Minister of Culture
- In office 30 August 2008 – 15 September 2008
- Preceded by: Kristina Háfoss
- Succeeded by: Helena Dam á Neystabø

Member of the Løgting
- In office 15 September 2015 – 16 September 2019

Personal details
- Born: 24 June 1965 (age 59) Klaksvík, Faroe Islands
- Political party: Republic (Tjóðveldi)
- Spouse: Andras Sólstein
- Children: 2

= Óluva Klettskarð =

Faroese politician

Óluva Elin Klettskarð (born 24 June 1965) is a Faroese schoolteacher and politician.
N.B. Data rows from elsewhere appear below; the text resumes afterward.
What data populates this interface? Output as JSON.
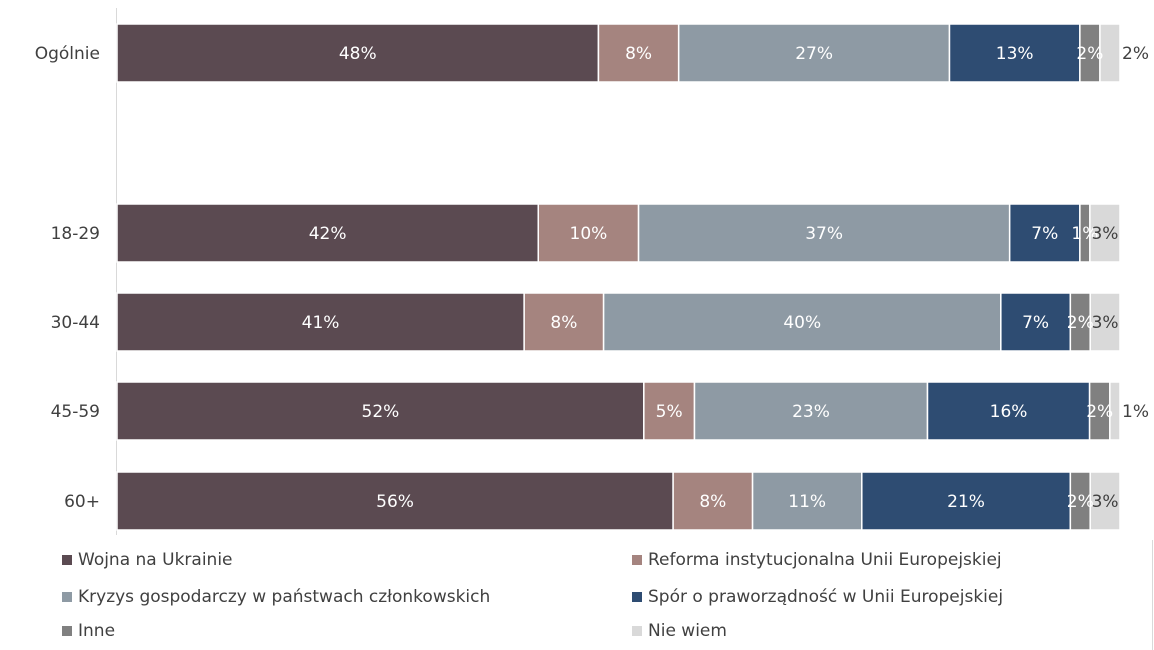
{
  "chart_data": {
    "type": "bar",
    "orientation": "horizontal",
    "stacked": true,
    "categories": [
      "Ogólnie",
      "18-29",
      "30-44",
      "45-59",
      "60+"
    ],
    "series": [
      {
        "name": "Wojna na Ukrainie",
        "color": "#5b4a51",
        "values": [
          48,
          42,
          41,
          52,
          56
        ],
        "labels": [
          "48%",
          "42%",
          "41%",
          "52%",
          "56%"
        ]
      },
      {
        "name": "Reforma instytucjonalna Unii Europejskiej",
        "color": "#a5847f",
        "values": [
          8,
          10,
          8,
          5,
          8
        ],
        "labels": [
          "8%",
          "10%",
          "8%",
          "5%",
          "8%"
        ]
      },
      {
        "name": "Kryzys gospodarczy w państwach członkowskich",
        "color": "#8e9aa4",
        "values": [
          27,
          37,
          40,
          23,
          11
        ],
        "labels": [
          "27%",
          "37%",
          "40%",
          "23%",
          "11%"
        ]
      },
      {
        "name": "Spór o praworządność w Unii Europejskiej",
        "color": "#2e4c72",
        "values": [
          13,
          7,
          7,
          16,
          21
        ],
        "labels": [
          "13%",
          "7%",
          "7%",
          "16%",
          "21%"
        ]
      },
      {
        "name": "Inne",
        "color": "#808080",
        "values": [
          2,
          1,
          2,
          2,
          2
        ],
        "labels": [
          "2%",
          "1%",
          "2%",
          "2%",
          "2%"
        ]
      },
      {
        "name": "Nie wiem",
        "color": "#d9d9d9",
        "values": [
          2,
          3,
          3,
          1,
          3
        ],
        "labels": [
          "2%",
          "3%",
          "3%",
          "1%",
          "3%"
        ]
      }
    ],
    "xlim": [
      0,
      100
    ],
    "title": "",
    "xlabel": "",
    "ylabel": "",
    "grid": false,
    "legend": "bottom"
  }
}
She was a member of the Løgting from 2015 to 2019.

==Early life and career==
Klettskarð was in Klaksvík on 24 June 1965, the daughter of Páll Klettskarð from Haraldssund and his wife Edith (born Stenberg) from Porkeri. The parents ran their own business in Klaksvík, and the father later became a fishing boat owner. From 1991 to 1996, she attended the University of the Faroe Islands, obtaining a degree in history and Nordic philology. Since 1997, she has been a teacher at Føroya Studentaskúli og HF-Skeið in Tórshavn.

==Political career==
Klettskarð has been chairman of the main board of Republic (Tjóðveldi) and a member of the party's working committee. She has been a member of the municipal council in Klaksvík from 2009 to 2016 and was a member of the Lagting for several election periods. For two weeks in the autumn of 2008, she was Minister of Culture before Tjóðveldi left the government. From 2015 to 2019, she was a member of the Lagting, whereas her cousin Sirið Stenberg served as Minister of Health.

==Personal life==
Óluva is married to Andras Sólstein, and they have two sons: Páll Andrasson Klettskarð (b. 1990) who is a footballer, and Ári Andrasson Klettskarð (b. 2001).